The one pound bag may seem expensive at $17.50 a bag, but there are TONS of small pieces, so a bag would last several months. It's also mostly air dried meat, without a bunch of other stuff your puppy doesn't need. 

This is what the pieces look like (I have small hands):










They're very thin, and easy to break into smaller pieces with your fingers without crumbling. Each piece would make at least 4 training treats for me. It's even more economical if you buy the dog food vs the treats. The price per ounce is lower, although the bags are bigger so you'd pay more up front.


----------



## Ishmail (Jul 17, 2011)

Thanks for all the suggestions guys. I have alot of great options to choose from and anything would be better then treating and training with raw ground beef and chicken, which is what I have been doing the last few days.


----------



## Ishmail (Jul 17, 2011)

So true about the fruit! Its been really hot in Nj the last few days and Storm has not wanted to stay out long. She just squats and refuses to move after a few minutes of walking and it was very frustrating. The cold fruit has really helped and she is not pulling on the leash to head for the house or a shaded area.






Gilly1331 said:


> You can also use sweet potatoes that are thinly sliced and baked. My guys LOVE fruit/veggies strawberries, bananas, apples, melons, green beans, cucumbers, carrots, broccoli etc.. Dehydrators are great but you can always use an oven if you dont have one..I have one on my wish list. Hot dogs, cheese, cold cuts, healthy crackers like wheat thins or triscuits etc. You can also get dried out anchovies or small fish. We mix things up.. when its hot out and off leash hiking we use watery fruits and veggies to keep them hydrated while hiking. In the cold we use more dried items.


----------



## Wolfgeist (Dec 4, 2010)

I really like the Zukes Mini Naturals and Purebites Liver treats for training.


----------



## Zinitim (Oct 19, 2012)

Josie/Zeus said:


> Same here, chicken or beef liver in the dehydrator - $5 for 2 months isn't too shabby eh?
> 
> I also make the liver cookie. Last night, he got hotdogs, Hebrew National all beef no less.

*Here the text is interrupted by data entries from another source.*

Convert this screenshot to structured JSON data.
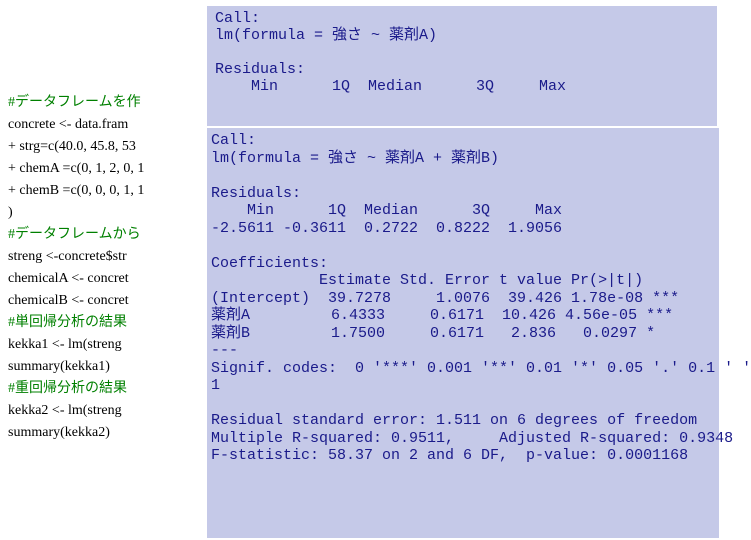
{
  "overlay1": {
    "lines": [
      "Call:",
      "lm(formula = 強さ ~ 薬剤A)",
      "",
      "Residuals:",
      "    Min      1Q  Median      3Q     Max"
    ]
  },
  "overlay2": {
    "lines": [
      "Call:",
      "lm(formula = 強さ ~ 薬剤A + 薬剤B)",
      "",
      "Residuals:",
      "    Min      1Q  Median      3Q     Max",
      "-2.5611 -0.3611  0.2722  0.8222  1.9056",
      "",
      "Coefficients:",
      "            Estimate Std. Error t value Pr(>|t|)",
      "(Intercept)  39.7278     1.0076  39.426 1.78e-08 ***",
      "薬剤A         6.4333     0.6171  10.426 4.56e-05 ***",
      "薬剤B         1.7500     0.6171   2.836   0.0297 *",
      "---",
      "Signif. codes:  0 '***' 0.001 '**' 0.01 '*' 0.05 '.' 0.1 ' '",
      "1",
      "",
      "Residual standard error: 1.511 on 6 degrees of freedom",
      "Multiple R-squared: 0.9511,     Adjusted R-squared: 0.9348",
      "F-statistic: 58.37 on 2 and 6 DF,  p-value: 0.0001168"
    ]
  },
  "bg": {
    "lines": [
      {
        "cls": "comment",
        "text": "#データフレームを作"
      },
      {
        "cls": "black",
        "text": "concrete <- data.fram"
      },
      {
        "cls": "black",
        "text": "+ strg=c(40.0, 45.8, 53"
      },
      {
        "cls": "black",
        "text": "+ chemA =c(0, 1, 2, 0, 1"
      },
      {
        "cls": "black",
        "text": "+ chemB =c(0, 0, 0, 1, 1"
      },
      {
        "cls": "black",
        "text": ")"
      },
      {
        "cls": "comment",
        "text": "#データフレームから"
      },
      {
        "cls": "black",
        "text": "streng <-concrete$str"
      },
      {
        "cls": "black",
        "text": "chemicalA <- concret"
      },
      {
        "cls": "black",
        "text": "chemicalB <- concret"
      },
      {
        "cls": "comment",
        "text": "#単回帰分析の結果"
      },
      {
        "cls": "black",
        "text": " kekka1 <- lm(streng"
      },
      {
        "cls": "black",
        "text": "summary(kekka1)"
      },
      {
        "cls": "comment",
        "text": "#重回帰分析の結果"
      },
      {
        "cls": "black",
        "text": " kekka2 <- lm(streng"
      },
      {
        "cls": "black",
        "text": "summary(kekka2)"
      }
    ]
  },
  "colors": {
    "overlay_bg": "#c5c9e8",
    "overlay_text": "#1a1a8a",
    "comment": "#008000",
    "page_bg": "#ffffff"
  }
}
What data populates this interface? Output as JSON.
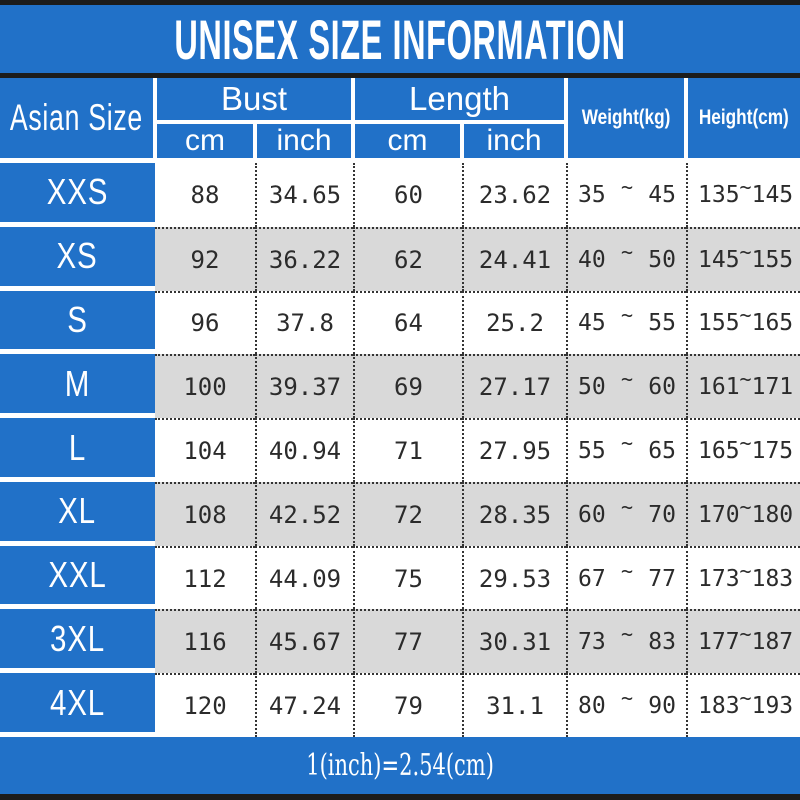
{
  "title": "UNISEX SIZE INFORMATION",
  "footer_note": "1(inch)=2.54(cm)",
  "tilde": "~",
  "colors": {
    "blue": "#2171c8",
    "black": "#1c1c1c",
    "gray_row": "#d9d9d9",
    "white_row": "#ffffff",
    "dotted_line": "#343434",
    "header_text": "#ffffff",
    "number_text": "#2b2b2b"
  },
  "header": {
    "size_col": "Asian Size",
    "bust": {
      "label": "Bust",
      "sub": [
        "cm",
        "inch"
      ]
    },
    "length": {
      "label": "Length",
      "sub": [
        "cm",
        "inch"
      ]
    },
    "weight_label": "Weight(kg)",
    "height_label": "Height(cm)"
  },
  "chart_data": {
    "type": "table",
    "title": "UNISEX SIZE INFORMATION",
    "columns": [
      "Asian Size",
      "Bust (cm)",
      "Bust (inch)",
      "Length (cm)",
      "Length (inch)",
      "Weight (kg)",
      "Height (cm)"
    ],
    "rows": [
      {
        "size": "XXS",
        "bust_cm": 88,
        "bust_inch": 34.65,
        "length_cm": 60,
        "length_inch": 23.62,
        "weight_kg": [
          35,
          45
        ],
        "height_cm": [
          135,
          145
        ]
      },
      {
        "size": "XS",
        "bust_cm": 92,
        "bust_inch": 36.22,
        "length_cm": 62,
        "length_inch": 24.41,
        "weight_kg": [
          40,
          50
        ],
        "height_cm": [
          145,
          155
        ]
      },
      {
        "size": "S",
        "bust_cm": 96,
        "bust_inch": 37.8,
        "length_cm": 64,
        "length_inch": 25.2,
        "weight_kg": [
          45,
          55
        ],
        "height_cm": [
          155,
          165
        ]
      },
      {
        "size": "M",
        "bust_cm": 100,
        "bust_inch": 39.37,
        "length_cm": 69,
        "length_inch": 27.17,
        "weight_kg": [
          50,
          60
        ],
        "height_cm": [
          161,
          171
        ]
      },
      {
        "size": "L",
        "bust_cm": 104,
        "bust_inch": 40.94,
        "length_cm": 71,
        "length_inch": 27.95,
        "weight_kg": [
          55,
          65
        ],
        "height_cm": [
          165,
          175
        ]
      },
      {
        "size": "XL",
        "bust_cm": 108,
        "bust_inch": 42.52,
        "length_cm": 72,
        "length_inch": 28.35,
        "weight_kg": [
          60,
          70
        ],
        "height_cm": [
          170,
          180
        ]
      },
      {
        "size": "XXL",
        "bust_cm": 112,
        "bust_inch": 44.09,
        "length_cm": 75,
        "length_inch": 29.53,
        "weight_kg": [
          67,
          77
        ],
        "height_cm": [
          173,
          183
        ]
      },
      {
        "size": "3XL",
        "bust_cm": 116,
        "bust_inch": 45.67,
        "length_cm": 77,
        "length_inch": 30.31,
        "weight_kg": [
          73,
          83
        ],
        "height_cm": [
          177,
          187
        ]
      },
      {
        "size": "4XL",
        "bust_cm": 120,
        "bust_inch": 47.24,
        "length_cm": 79,
        "length_inch": 31.1,
        "weight_kg": [
          80,
          90
        ],
        "height_cm": [
          183,
          193
        ]
      }
    ],
    "note": "1(inch)=2.54(cm)",
    "layout_hints": {
      "row_striping": "white/gray alternating",
      "first_column_style": "blue header column",
      "grid_lines": "black dotted"
    }
  }
}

How long do you leave it in the dehydrator?


----------



## Tankin (Feb 7, 2012)

Zinitim said:


> How long do you leave it in the dehydrator?


Until its dry  I usually leave top round bits in for about 6 hours. Adjust if I need to and its only $2.49/pound on sale


----------



## Kaity (Nov 18, 2009)

onyx'girl said:


> I use natural balance rolls and string or block cheese cut pea sized. I never used the crunchy commercial treats but have used cat kibble now and then for tracking bait.
> You could dehydrate meat, liver treats are pretty high value, but I don't like to feed too much liver.


Second the natural balance rolls. I only use the lamb one, as it's not too greasy, I can mould it and it doesn't crumble in my hands . Puppy thinks this is a high value treat!


----------